Japanese-British author Kazuo Ishiguro is the 2017 Nobel Prize for Literature winner, awarded for revealing "[with] great emotional force [the] abyss beneath our illusory sense of connection with the world," the Swedish Academy announced today.
The author takes home a 9 million crown ($1.1 million) prize.
Ishiguro is perhaps best known for The Remains of the Day, a powerful novel of love and duty that took the Man Booker Prize in 1989. The book was adapted into an Academy Award-nominated film in 1993, starring Anthony Hopkins and Emma Thompson.
He has also been acclaimed for works like When We Were Orphans, though younger readers perhaps best remember him for Never Let Me Go, a novel Time considered one of the best of the last decade.
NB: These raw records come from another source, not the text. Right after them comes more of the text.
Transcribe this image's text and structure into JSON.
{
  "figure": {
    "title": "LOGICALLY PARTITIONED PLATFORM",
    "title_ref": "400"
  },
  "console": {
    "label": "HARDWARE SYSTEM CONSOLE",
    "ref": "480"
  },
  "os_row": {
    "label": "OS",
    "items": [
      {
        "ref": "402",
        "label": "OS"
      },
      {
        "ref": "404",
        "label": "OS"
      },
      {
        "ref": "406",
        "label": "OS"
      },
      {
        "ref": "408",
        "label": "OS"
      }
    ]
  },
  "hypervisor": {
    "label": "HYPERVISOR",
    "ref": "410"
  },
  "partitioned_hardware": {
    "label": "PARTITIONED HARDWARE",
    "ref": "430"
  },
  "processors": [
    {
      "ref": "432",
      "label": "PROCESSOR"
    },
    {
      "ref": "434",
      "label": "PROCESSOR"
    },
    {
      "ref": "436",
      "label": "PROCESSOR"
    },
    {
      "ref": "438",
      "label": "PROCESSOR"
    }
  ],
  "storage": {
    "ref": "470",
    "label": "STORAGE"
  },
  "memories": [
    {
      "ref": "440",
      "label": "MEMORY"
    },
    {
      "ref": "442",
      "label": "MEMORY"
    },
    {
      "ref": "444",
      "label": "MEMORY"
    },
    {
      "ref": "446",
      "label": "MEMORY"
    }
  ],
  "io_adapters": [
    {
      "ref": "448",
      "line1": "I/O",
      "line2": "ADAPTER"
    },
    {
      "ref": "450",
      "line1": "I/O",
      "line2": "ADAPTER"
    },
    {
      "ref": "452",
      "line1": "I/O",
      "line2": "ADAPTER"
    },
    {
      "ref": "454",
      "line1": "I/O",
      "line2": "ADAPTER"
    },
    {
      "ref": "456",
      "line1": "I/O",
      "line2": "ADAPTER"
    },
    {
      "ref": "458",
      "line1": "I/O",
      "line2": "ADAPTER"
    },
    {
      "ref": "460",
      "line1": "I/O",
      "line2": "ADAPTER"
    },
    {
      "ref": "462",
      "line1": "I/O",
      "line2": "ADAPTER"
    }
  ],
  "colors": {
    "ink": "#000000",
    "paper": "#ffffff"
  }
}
The book was adapted into another acclaimed film, this time starring Carey Mulligan.
Ishiguro's latest book, The Buried Giant, was unusual fare for him, seeing that it was a fantasy novel he spent a decade bringing to life.
Ishiguro's win came as a surprise to avid readers and bibliophiles, though one smaller than the surprise that greeted 2016's award being given to American singer-songwriter Bob Dylan.
Though an acclaimed writer, Ishiguro is an interesting choice, because he isn't a name frequently found on lists of nominees, which often include authors like Haruki Murakami, Adunis, Ngũgĩ wa Thiong'o, Nawal El Saadawi, and Javier Marías.